3D surface ERT inversion

Inversion of 3D surface ERT field data (the gallery) The data was measured by T. Günther and F. Donner in 2000 with the ERT instrument of the TU Bergakademie Freiberg and used for the PhD thesis of Günther (2004).

We import the pygimli library and toolboxes for mesh, plot and ERT.

import pygimli as pg
import pygimli.meshtools as mt
from pygimli.physics import ert
from pygimli.viewer import pv

We load the data file from the example repository. It represents a surface ERT array in a 14x9 electrode grid with a spacing of 2.5m (Günther, 2004). Data are measured using the dipole-dipole array in both x and y direction.

data = pg.getExampleData("ert/gallery3d.dat")
data["k"] = ert.geometricFactors(data, dim=3)
print(data)

Data: Sensors: 126 data: 753, nonzero entries: ['a', 'b', 'k', 'm', 'n', 'rhoa', 'valid']

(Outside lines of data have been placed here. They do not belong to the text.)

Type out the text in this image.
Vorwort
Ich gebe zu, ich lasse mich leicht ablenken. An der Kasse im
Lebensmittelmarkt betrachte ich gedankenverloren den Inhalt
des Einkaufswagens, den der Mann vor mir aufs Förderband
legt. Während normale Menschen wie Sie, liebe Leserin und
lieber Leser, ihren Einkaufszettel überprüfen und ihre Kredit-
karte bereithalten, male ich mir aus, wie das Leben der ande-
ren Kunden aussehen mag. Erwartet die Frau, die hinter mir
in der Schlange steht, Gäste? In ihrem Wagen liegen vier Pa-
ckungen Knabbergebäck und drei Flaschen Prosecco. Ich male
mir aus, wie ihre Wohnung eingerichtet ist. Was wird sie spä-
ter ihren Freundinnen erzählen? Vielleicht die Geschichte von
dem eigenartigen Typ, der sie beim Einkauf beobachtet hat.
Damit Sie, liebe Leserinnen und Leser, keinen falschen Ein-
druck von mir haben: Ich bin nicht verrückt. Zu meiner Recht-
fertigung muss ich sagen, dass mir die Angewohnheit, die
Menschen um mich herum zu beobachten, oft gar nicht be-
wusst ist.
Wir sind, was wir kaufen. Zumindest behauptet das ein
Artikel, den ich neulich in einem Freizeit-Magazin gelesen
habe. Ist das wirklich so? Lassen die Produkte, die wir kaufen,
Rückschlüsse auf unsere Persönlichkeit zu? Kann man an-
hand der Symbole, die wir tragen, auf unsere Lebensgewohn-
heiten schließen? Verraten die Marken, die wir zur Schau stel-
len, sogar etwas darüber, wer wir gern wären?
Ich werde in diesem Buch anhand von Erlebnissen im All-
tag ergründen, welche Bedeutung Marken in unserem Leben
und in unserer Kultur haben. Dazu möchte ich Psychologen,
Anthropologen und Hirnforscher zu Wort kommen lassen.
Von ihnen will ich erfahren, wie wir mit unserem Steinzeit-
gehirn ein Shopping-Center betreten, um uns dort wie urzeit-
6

For generating the mesh, we first create a piecewise-linear complex, i.e. the boxes for inversion region and background and mesh it then.

plc = mt.createParaMeshPLC3D(data, paraDepth=12, paraMaxCellSize=3,
                             surfaceMeshQuality=34)
mesh = mt.createMesh(plc, quality=1.3)
print(mesh)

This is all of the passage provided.